BOSTON — There's no question the presence of Jared Sullinger would have helped Boston in their 89-83 loss to Charlotte on Wednesday night.
Still, coach Brad Stevens and Celtics players were united in their belief that the defeat was about something much deeper than the absence of one key player.
Specifically, they were missing the gritty fight and hustle that permeated throughout their roster, providing a major source of energy that helped fuel their four-game winning streak.
That effort was not present with the kind of consistency the Celtics had shown in previous games.
And the Bobcats made them pay.
"They played harder than us," said the Celtics' Jordan Crawford, who had 16 points, six assists and five rebounds. "They beat us to all the loose balls. That was the difference in the game."
And Sullinger's presence, while certainly would have been helpful, probably would not have been enough for them to extend their winning streak.
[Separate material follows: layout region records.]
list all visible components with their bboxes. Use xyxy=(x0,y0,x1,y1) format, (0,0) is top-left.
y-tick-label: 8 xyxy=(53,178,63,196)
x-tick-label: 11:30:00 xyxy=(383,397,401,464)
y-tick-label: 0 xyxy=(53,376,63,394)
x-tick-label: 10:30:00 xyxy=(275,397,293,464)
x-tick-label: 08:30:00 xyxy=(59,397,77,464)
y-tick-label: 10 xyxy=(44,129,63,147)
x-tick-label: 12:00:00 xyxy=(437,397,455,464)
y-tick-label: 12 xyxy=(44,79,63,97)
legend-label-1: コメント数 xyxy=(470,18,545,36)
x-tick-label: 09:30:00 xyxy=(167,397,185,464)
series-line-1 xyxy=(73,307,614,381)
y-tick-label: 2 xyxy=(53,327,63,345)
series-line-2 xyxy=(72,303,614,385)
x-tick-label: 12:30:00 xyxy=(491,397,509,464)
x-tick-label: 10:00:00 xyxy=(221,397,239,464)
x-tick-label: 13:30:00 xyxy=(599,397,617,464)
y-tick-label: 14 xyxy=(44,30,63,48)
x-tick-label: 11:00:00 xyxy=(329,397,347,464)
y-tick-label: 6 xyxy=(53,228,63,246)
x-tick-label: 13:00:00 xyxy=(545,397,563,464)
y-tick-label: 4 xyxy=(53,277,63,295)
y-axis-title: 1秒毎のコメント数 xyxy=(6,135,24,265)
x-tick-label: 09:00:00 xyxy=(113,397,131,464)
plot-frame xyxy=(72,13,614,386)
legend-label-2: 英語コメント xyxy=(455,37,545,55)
"He [Sullinger] brings that rebounding aspect and he can shoot the ball," the Celtics' Phil Pressey told CSNNE.com. "But overall we just didn't play our best tonight. With him or without him, we have to play better."
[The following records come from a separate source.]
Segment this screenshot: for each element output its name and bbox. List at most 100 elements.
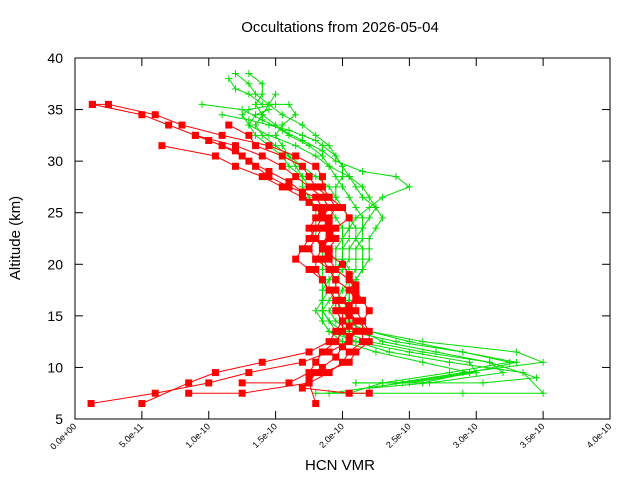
data-point-plus xyxy=(265,121,273,129)
data-point-square xyxy=(318,193,326,201)
data-point-square xyxy=(318,369,326,377)
data-point-square xyxy=(265,167,273,175)
data-point-plus xyxy=(392,173,400,181)
data-point-plus xyxy=(278,142,286,150)
data-point-plus xyxy=(405,338,413,346)
data-point-plus xyxy=(365,214,373,222)
data-point-square xyxy=(332,307,340,315)
data-point-square xyxy=(339,327,346,335)
data-point-square xyxy=(345,322,353,330)
data-point-plus xyxy=(332,183,340,191)
data-point-square xyxy=(151,111,159,119)
data-point-square xyxy=(345,286,353,294)
data-point-square xyxy=(339,204,346,212)
x-tick-label: 2.5e-10 xyxy=(384,421,413,450)
data-point-plus xyxy=(352,204,360,212)
data-point-plus xyxy=(225,75,233,83)
data-point-square xyxy=(305,369,313,377)
data-point-plus xyxy=(318,265,326,273)
data-point-square xyxy=(332,204,340,212)
data-point-square xyxy=(352,281,360,289)
data-point-plus xyxy=(325,296,333,304)
data-point-square xyxy=(285,178,293,186)
data-point-square xyxy=(339,317,346,325)
data-point-square xyxy=(359,338,367,346)
data-point-plus xyxy=(372,204,380,212)
x-tick-label: 4.0e-10 xyxy=(585,421,614,450)
data-point-square xyxy=(298,188,306,196)
series-line xyxy=(92,103,343,404)
data-point-square xyxy=(345,389,353,397)
data-point-square xyxy=(292,255,300,263)
data-point-square xyxy=(185,379,193,387)
data-point-square xyxy=(298,162,306,170)
data-point-plus xyxy=(352,214,360,222)
data-point-square xyxy=(325,229,333,237)
data-point-plus xyxy=(312,307,320,315)
data-point-plus xyxy=(318,317,326,325)
data-point-plus xyxy=(365,204,373,212)
data-point-square xyxy=(312,214,320,222)
data-point-square xyxy=(292,173,300,181)
data-point-square xyxy=(345,214,353,222)
data-point-plus xyxy=(252,121,260,129)
data-point-square xyxy=(352,291,360,299)
data-point-plus xyxy=(232,69,239,77)
data-point-square xyxy=(339,307,346,315)
y-tick-label: 10 xyxy=(47,359,63,375)
x-tick-label: 1.5e-10 xyxy=(250,421,279,450)
data-point-square xyxy=(352,307,360,315)
data-point-square xyxy=(332,276,340,284)
data-point-plus xyxy=(352,265,360,273)
data-point-square xyxy=(332,338,340,346)
data-point-square xyxy=(225,121,233,129)
data-point-square xyxy=(359,327,367,335)
data-point-square xyxy=(345,312,353,320)
data-point-plus xyxy=(539,389,547,397)
data-point-square xyxy=(158,142,166,150)
data-point-plus xyxy=(238,106,246,114)
data-point-plus xyxy=(339,173,346,181)
data-point-square xyxy=(278,183,286,191)
series-line xyxy=(188,124,370,394)
series-line xyxy=(248,73,510,394)
data-point-plus xyxy=(359,193,367,201)
data-point-square xyxy=(359,317,367,325)
data-point-plus xyxy=(432,348,440,356)
data-point-plus xyxy=(325,162,333,170)
data-point-square xyxy=(312,235,320,242)
data-point-square xyxy=(278,162,286,170)
data-point-plus xyxy=(218,111,226,119)
data-point-square xyxy=(232,147,239,155)
data-point-plus xyxy=(345,255,353,263)
data-point-plus xyxy=(379,379,387,387)
series-green xyxy=(238,100,507,392)
data-point-square xyxy=(359,296,367,304)
data-point-square xyxy=(305,374,313,382)
data-point-plus xyxy=(272,90,280,98)
data-point-square xyxy=(339,296,346,304)
data-point-plus xyxy=(385,348,393,356)
data-point-plus xyxy=(252,90,260,98)
data-point-square xyxy=(325,250,333,258)
data-point-square xyxy=(325,369,333,377)
x-tick-label: 0.0e+00 xyxy=(48,421,78,451)
data-point-square xyxy=(332,327,340,335)
data-point-plus xyxy=(512,348,520,356)
data-point-square xyxy=(265,173,273,181)
series-line xyxy=(235,73,544,384)
data-point-plus xyxy=(352,183,360,191)
data-point-plus xyxy=(278,121,286,129)
data-point-square xyxy=(345,302,353,310)
data-point-plus xyxy=(232,85,239,93)
data-point-plus xyxy=(298,121,306,129)
data-point-square xyxy=(339,343,346,351)
data-point-square xyxy=(245,369,253,377)
data-point-square xyxy=(325,204,333,212)
y-tick-label: 35 xyxy=(47,102,63,118)
data-point-plus xyxy=(258,131,266,139)
data-point-square xyxy=(252,142,260,150)
series-green xyxy=(232,69,547,387)
data-point-plus xyxy=(345,224,353,232)
data-point-square xyxy=(325,348,333,356)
Stevens, like his players, made it clear that Sullinger's absence was not going to be used as a justification for why his team played so poorly on Wednesday.
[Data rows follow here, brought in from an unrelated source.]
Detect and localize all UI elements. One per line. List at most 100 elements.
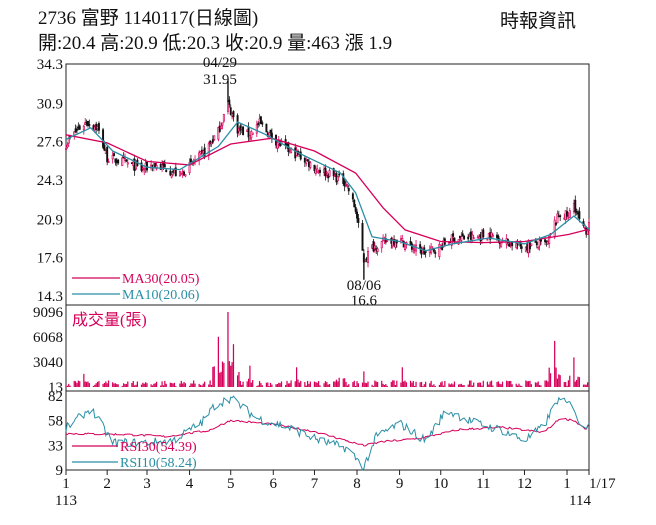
annotation-value: 31.95 [203, 72, 237, 88]
candle-body [269, 129, 272, 133]
volume-bar [96, 381, 99, 387]
candle-body [299, 151, 302, 160]
candle-body [183, 171, 186, 176]
volume-bar [353, 380, 355, 387]
volume-bar [574, 381, 576, 387]
volume-bar [125, 383, 128, 387]
volume-bar [305, 385, 307, 387]
x-tick-label: 10 [433, 476, 448, 492]
volume-bar [361, 382, 364, 387]
rsi-tick-label: 33 [48, 439, 63, 455]
volume-bar [202, 383, 204, 387]
volume-bar [269, 382, 272, 387]
volume-bar [363, 371, 365, 387]
volume-bar [518, 383, 520, 387]
volume-title: 成交量(張) [72, 311, 147, 329]
volume-bar [217, 336, 219, 387]
volume-bar [507, 381, 509, 387]
volume-bar [434, 386, 436, 387]
volume-bar [451, 383, 453, 387]
candle-body [180, 172, 183, 175]
volume-bar [555, 367, 557, 387]
candle-body [555, 223, 558, 225]
volume-bar [558, 374, 560, 387]
volume-bar [414, 385, 416, 387]
price-tick-label: 27.6 [37, 135, 64, 151]
volume-bar [153, 383, 155, 387]
candle-body [125, 159, 128, 162]
volume-bar [554, 340, 556, 387]
candle-body [537, 246, 540, 249]
volume-bar [65, 384, 67, 387]
volume-bar [271, 384, 273, 387]
candle-body [434, 251, 437, 254]
volume-bar [540, 385, 542, 387]
volume-bar [429, 383, 431, 387]
volume-bar [298, 382, 300, 387]
volume-bar [219, 372, 221, 387]
volume-bar [382, 383, 384, 387]
volume-bar [66, 385, 68, 387]
volume-bar [275, 384, 277, 387]
candle-body [393, 239, 396, 245]
candle-body [184, 174, 187, 177]
volume-bar [462, 385, 464, 387]
candle-body [102, 129, 105, 148]
candle-body [351, 193, 354, 200]
volume-bar [393, 380, 395, 387]
candle-body [380, 241, 383, 249]
candle-body [338, 173, 341, 176]
volume-bar [173, 382, 176, 387]
volume-bar [261, 385, 263, 387]
volume-bar [392, 380, 394, 387]
volume-bar [335, 379, 338, 387]
volume-bar [460, 383, 462, 387]
volume-bar [315, 382, 317, 387]
volume-bar [107, 380, 110, 387]
annotation-date: 04/29 [203, 55, 237, 71]
volume-bar [267, 382, 269, 387]
candle-body [82, 125, 85, 131]
volume-bar [175, 386, 177, 387]
volume-bar [268, 386, 270, 387]
candle-body [332, 168, 335, 177]
volume-bar [415, 381, 417, 387]
volume-bar [297, 379, 299, 387]
candle-body [97, 123, 100, 131]
volume-bar [194, 383, 196, 387]
volume-bar [481, 385, 483, 387]
candle-body [486, 238, 489, 241]
volume-bar [405, 382, 408, 387]
volume-bar [565, 382, 567, 387]
candle-body [467, 236, 470, 240]
volume-bar [486, 381, 489, 387]
volume-bar [287, 383, 289, 387]
volume-bar [344, 378, 346, 387]
price-tick-label: 20.9 [37, 212, 63, 228]
volume-bar [496, 381, 498, 387]
candle-body [548, 236, 551, 244]
x-tick-label: 1 [563, 476, 571, 492]
candle-body [343, 180, 346, 187]
candle-body [66, 144, 69, 148]
chart-title: 2736 富野 1140117(日線圖) [38, 8, 259, 29]
volume-bar [260, 383, 262, 387]
volume-bar [278, 382, 280, 387]
volume-bar [208, 384, 210, 387]
volume-bar [221, 361, 224, 387]
candle-body [508, 243, 511, 247]
volume-bar [79, 381, 81, 387]
volume-bar [545, 380, 548, 387]
volume-bar [587, 382, 589, 387]
volume-bar [289, 383, 291, 387]
volume-bar [488, 384, 490, 387]
x-year-label: 113 [55, 493, 77, 509]
candle-body [207, 143, 210, 156]
volume-bar [519, 385, 521, 387]
candle-body [228, 99, 231, 105]
volume-bar [419, 382, 421, 387]
volume-bar [256, 386, 258, 387]
rsi-tick-label: 58 [48, 413, 63, 429]
candle-body [229, 107, 232, 115]
volume-bar [381, 380, 383, 387]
"Any time one of your better players is out, that hurts," Stevens said. "But it's not an excuse; you've got 10 guys that played in the game and it's a great opportunity for guys to take advantage of when a teammate needs you to step in and fill the shoes. I've always been big on that next-man-up concept, and certainly can't use it as an excuse if we don't have success when he's out."
The Celtics list Sullinger as day-to-day with one of the more unpredictable injuries in terms of a timetable.
Golden State Warriors guard Stephen Curry missed one game this season because of a bone bruise in his left ankle, and Los Angeles Clippers forward Blake Griffin missed one practice with a bone bruise to his left knee.
The good news for Celtics fans is that bone bruise injuries typically aren't of the season-ending, career-threatening nature, which bodes well for Sullinger to have a speedy return to the court.